A hipertensão arterial representa um caso paradigmático. A redução progressiva dos limiares diagnósticos ampliou drasticamente o número de indivíduos classificados como hipertensos. Contudo, evidências robustas indicam que o tratamento farmacológico da hipertensão leve em indivíduos assintomáticos pode não reduzir mortalidade ou morbidade, ao mesmo tempo em que aumenta custos e exposição a efeitos adversos . De modo semelhante, o conceito de “urgência hipertensiva” ilustra como uma condição definida por parâmetros numéricos, mas sem sintomas, pode gerar ansiedade e intervenções desnecessárias, sem impacto significativo em desfechos clínicos .

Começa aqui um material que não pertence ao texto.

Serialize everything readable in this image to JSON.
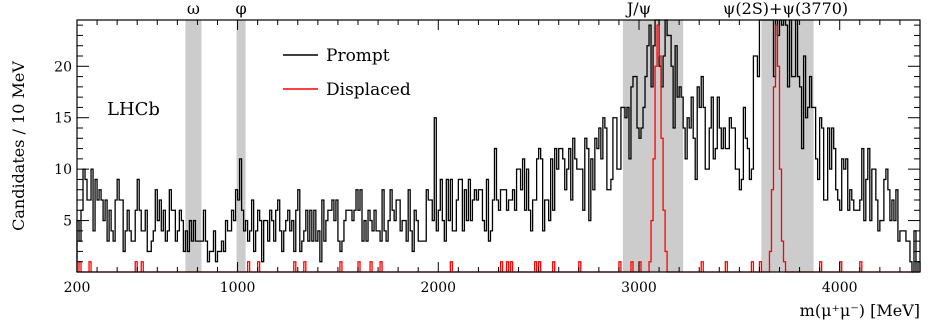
{
  "chart_data": {
    "type": "line",
    "subtype": "step-histogram",
    "xlabel": "m(μ⁺μ⁻) [MeV]",
    "ylabel": "Candidates / 10 MeV",
    "xlim": [
      200,
      4400
    ],
    "ylim": [
      0,
      24.5
    ],
    "bin_width": 10,
    "xticks": [
      200,
      1000,
      2000,
      3000,
      4000
    ],
    "yticks": [
      5,
      10,
      15,
      20
    ],
    "experiment_label": "LHCb",
    "legend": {
      "placement": "top-center",
      "entries": [
        {
          "name": "Prompt",
          "color": "#000000"
        },
        {
          "name": "Displaced",
          "color": "#ff0000"
        }
      ]
    },
    "shaded_regions": [
      {
        "label": "ω",
        "range": [
          740,
          820
        ],
        "color": "#cccccc"
      },
      {
        "label": "φ",
        "range": [
          995,
          1040
        ],
        "color": "#cccccc"
      },
      {
        "label": "J/ψ",
        "range": [
          2920,
          3220
        ],
        "color": "#cccccc"
      },
      {
        "label": "ψ(2S)+ψ(3770)",
        "range": [
          3610,
          3870
        ],
        "color": "#cccccc"
      }
    ],
    "series": [
      {
        "name": "Prompt",
        "color": "#000000",
        "anchors": [
          [
            200,
            4
          ],
          [
            260,
            6
          ],
          [
            300,
            6
          ],
          [
            400,
            5
          ],
          [
            500,
            4
          ],
          [
            600,
            4.5
          ],
          [
            700,
            4
          ],
          [
            800,
            4
          ],
          [
            900,
            3.5
          ],
          [
            990,
            4
          ],
          [
            1000,
            10
          ],
          [
            1010,
            13
          ],
          [
            1020,
            8
          ],
          [
            1030,
            4
          ],
          [
            1100,
            4
          ],
          [
            1200,
            4
          ],
          [
            1300,
            4
          ],
          [
            1400,
            4
          ],
          [
            1500,
            4.5
          ],
          [
            1600,
            5
          ],
          [
            1700,
            5
          ],
          [
            1800,
            5
          ],
          [
            1900,
            5.5
          ],
          [
            2000,
            6
          ],
          [
            2100,
            6
          ],
          [
            2200,
            6.5
          ],
          [
            2300,
            7
          ],
          [
            2400,
            7
          ],
          [
            2500,
            7.5
          ],
          [
            2600,
            8
          ],
          [
            2700,
            9
          ],
          [
            2800,
            10
          ],
          [
            2900,
            12
          ],
          [
            2950,
            14
          ],
          [
            3000,
            17
          ],
          [
            3040,
            21
          ],
          [
            3060,
            24.5
          ],
          [
            3140,
            24.5
          ],
          [
            3160,
            20
          ],
          [
            3200,
            17
          ],
          [
            3250,
            14
          ],
          [
            3300,
            13
          ],
          [
            3400,
            12
          ],
          [
            3500,
            12
          ],
          [
            3560,
            14
          ],
          [
            3600,
            19
          ],
          [
            3620,
            24.5
          ],
          [
            3720,
            24.5
          ],
          [
            3770,
            24.5
          ],
          [
            3800,
            19
          ],
          [
            3850,
            14
          ],
          [
            3900,
            12
          ],
          [
            4000,
            10
          ],
          [
            4100,
            9
          ],
          [
            4200,
            8
          ],
          [
            4300,
            6
          ],
          [
            4350,
            3
          ],
          [
            4400,
            1
          ]
        ],
        "spikes": [
          [
            230,
            10
          ],
          [
            270,
            10
          ],
          [
            400,
            9
          ],
          [
            500,
            9
          ],
          [
            590,
            8
          ],
          [
            660,
            8
          ],
          [
            1300,
            8
          ],
          [
            1420,
            7
          ],
          [
            1610,
            8
          ],
          [
            1720,
            8
          ],
          [
            1980,
            15
          ],
          [
            2110,
            9
          ],
          [
            2280,
            12
          ],
          [
            2420,
            11
          ],
          [
            2500,
            12
          ],
          [
            2600,
            12
          ],
          [
            2670,
            13
          ],
          [
            2820,
            15
          ],
          [
            3310,
            19
          ],
          [
            3450,
            15
          ],
          [
            3900,
            15
          ]
        ]
      },
      {
        "name": "Displaced",
        "color": "#ff0000",
        "baseline_spikes": [
          210,
          260,
          490,
          520,
          1050,
          1100,
          1280,
          1330,
          1510,
          1600,
          1660,
          1710,
          2060,
          2310,
          2340,
          2360,
          2480,
          2500,
          2570,
          2700,
          2900,
          2960,
          3000,
          3310,
          3430,
          3560,
          3600,
          3900,
          4000,
          4100
        ],
        "peaks": [
          {
            "center": 3096,
            "height": 24.5,
            "width": 17
          },
          {
            "center": 3686,
            "height": 24.5,
            "width": 14
          }
        ]
      }
    ]
  }
}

Essa problematização se articula diretamente com a crise contemporânea de reprodutibilidade científica. Estudos clássicos demonstram que uma proporção significativa dos achados científicos publicados pode ser falsa ou não replicável, em função de vieses metodológicos, baixo poder estatístico e dependência excessiva de valores de p como critério de validade . No campo das ciências biomédicas, estimativas indicam taxas de irreprodutibilidade entre 50% e 90% em estudos pré-clínicos, evidenciando fragilidades estruturais na produção do conhecimento . Essa crise compromete a confiabilidade das evidências que sustentam políticas de saúde, diretrizes clínicas e, sobretudo, a própria construção dos conceitos de risco e doença.

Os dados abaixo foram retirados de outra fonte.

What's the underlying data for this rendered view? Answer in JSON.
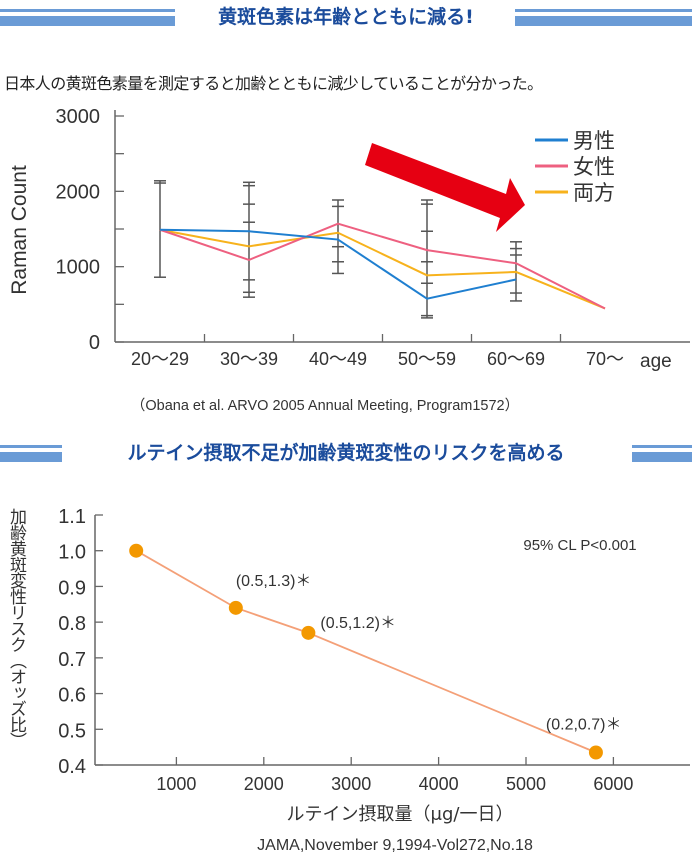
{
  "section1": {
    "banner_title": "黄斑色素は年齢とともに減る!",
    "lead_text": "日本人の黄斑色素量を測定すると加齢とともに減少していることが分かった。"
  },
  "section2": {
    "banner_title": "ルテイン摂取不足が加齢黄斑変性のリスクを高める"
  },
  "colors": {
    "banner_stripe": "#6a9bd6",
    "banner_text": "#1b4c9c",
    "male": "#1f7fd0",
    "female": "#ee6080",
    "both": "#f7b21c",
    "arrow": "#e60012",
    "risk_line": "#f4a078",
    "risk_point": "#f39800"
  },
  "chart_data": [
    {
      "type": "line",
      "ylabel": "Raman Count",
      "xlabel": "age",
      "ylim": [
        0,
        3000
      ],
      "yticks": [
        "0",
        "1000",
        "2000",
        "3000"
      ],
      "yminor_step": 500,
      "categories": [
        "20～29",
        "30～39",
        "40～49",
        "50～59",
        "60～69",
        "70～"
      ],
      "series": [
        {
          "name": "男性",
          "color": "#1f7fd0",
          "values": [
            1490,
            1470,
            1360,
            575,
            830,
            null
          ]
        },
        {
          "name": "女性",
          "color": "#ee6080",
          "values": [
            1490,
            1090,
            1570,
            1220,
            1045,
            445
          ]
        },
        {
          "name": "両方",
          "color": "#f7b21c",
          "values": [
            1490,
            1270,
            1450,
            885,
            930,
            445
          ]
        }
      ],
      "error_bars": [
        {
          "category": "20～29",
          "caps": [
            2140,
            2110,
            860
          ]
        },
        {
          "category": "30～39",
          "caps": [
            2120,
            2075,
            1830,
            1590,
            825,
            660,
            595
          ]
        },
        {
          "category": "40～49",
          "caps": [
            1885,
            1800,
            1265,
            1065,
            910
          ]
        },
        {
          "category": "50～59",
          "caps": [
            1885,
            1830,
            1470,
            1065,
            780,
            350,
            320
          ]
        },
        {
          "category": "60～69",
          "caps": [
            1330,
            1240,
            1155,
            650,
            545
          ]
        }
      ],
      "legend_position": "top-right",
      "annotation_arrow": "decreasing trend",
      "source": "（Obana et al. ARVO 2005 Annual Meeting, Program1572）"
    },
    {
      "type": "line",
      "ylabel": "加齢黄斑変性リスク（オッズ比）",
      "xlabel": "ルテイン摂取量（μg/一日）",
      "ylim": [
        0.4,
        1.1
      ],
      "yticks": [
        "0.4",
        "0.5",
        "0.6",
        "0.7",
        "0.8",
        "0.9",
        "1.0",
        "1.1"
      ],
      "xticks": [
        "1000",
        "2000",
        "3000",
        "4000",
        "5000",
        "6000"
      ],
      "xlim": [
        0,
        6800
      ],
      "points": [
        {
          "x": 540,
          "y": 1.0,
          "label": ""
        },
        {
          "x": 1680,
          "y": 0.84,
          "label": "(0.5,1.3)＊"
        },
        {
          "x": 2510,
          "y": 0.77,
          "label": "(0.5,1.2)＊"
        },
        {
          "x": 5800,
          "y": 0.435,
          "label": "(0.2,0.7)＊"
        }
      ],
      "note": "95% CL P<0.001",
      "source": "JAMA,November 9,1994-Vol272,No.18"
    }
  ]
}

Nesse contexto, a associação entre ciência, risco e indústria torna-se particularmente sensível. A produção de evidências, quando permeada por conflitos de interesse ou por pressões de publicação, pode contribuir para a amplificação artificial de riscos, reforçando ciclos de medicalização e consumo de intervenções de baixo valor. A ciência, portanto, não deve ser confundida com a totalidade de seus produtos empíricos, mas compreendida como um processo crítico, autocorretivo e necessariamente provisório.
Essas reflexões adquirem especial relevância quando analisadas à luz de fenômenos como a morte súbita em atletas de endurance. Trata-se de um evento raro, de baixa probabilidade, mas de alta carga simbólica e emocional. A tentativa de prevenir completamente tais eventos esbarra em limites epistemológicos e práticos: nem todos os riscos são identificáveis, mensuráveis ou modificáveis. A transformação de probabilidades extremamente baixas em alvos de intervenção pode levar a estratégias que restringem a autonomia e a experiência vital dos indivíduos, impondo limitações desproporcionais em nome de uma segurança inalcançável. Nesse sentido, a gestão do risco deve reconhecer não apenas sua dimensão estatística, mas também seus efeitos existenciais e sociais.

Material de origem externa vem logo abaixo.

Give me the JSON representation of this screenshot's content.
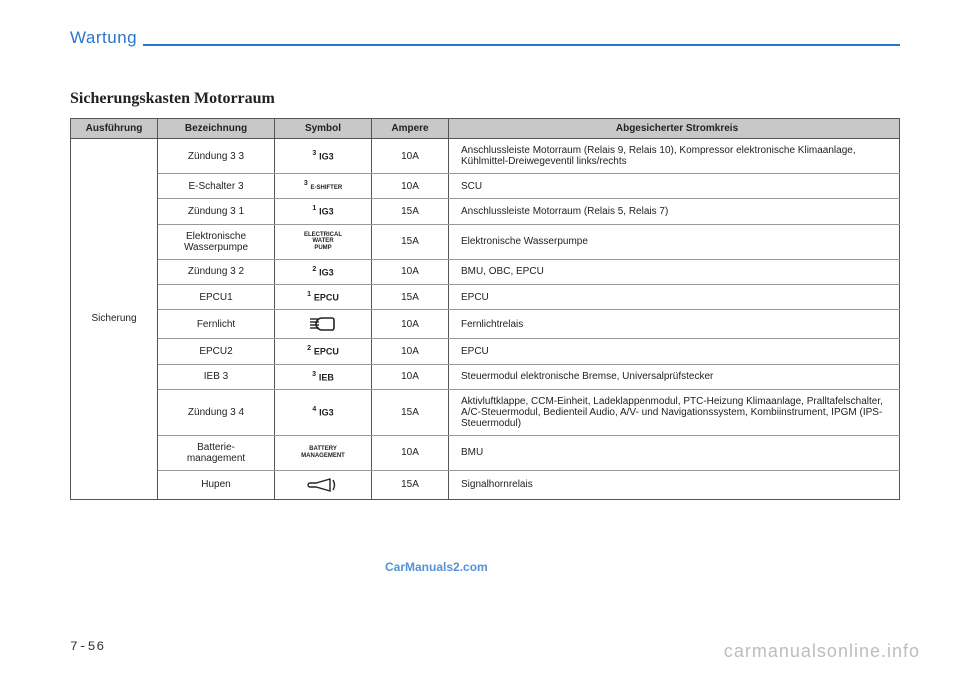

Em síntese, a saúde contemporânea situa-se na interseção entre ciência, cultura e poder. A crescente centralidade do risco, aliada à expansão das definições de doença e às fragilidades da produção científica, exige uma abordagem crítica que recoloque o sujeito no centro das práticas em saúde. Reconhecer os limites da prevenção, a inevitabilidade da incerteza e a finitude da vida não representa um retrocesso, mas uma condição necessária para uma medicina mais ética, proporcional e verdadeiramente centrada nas pessoas.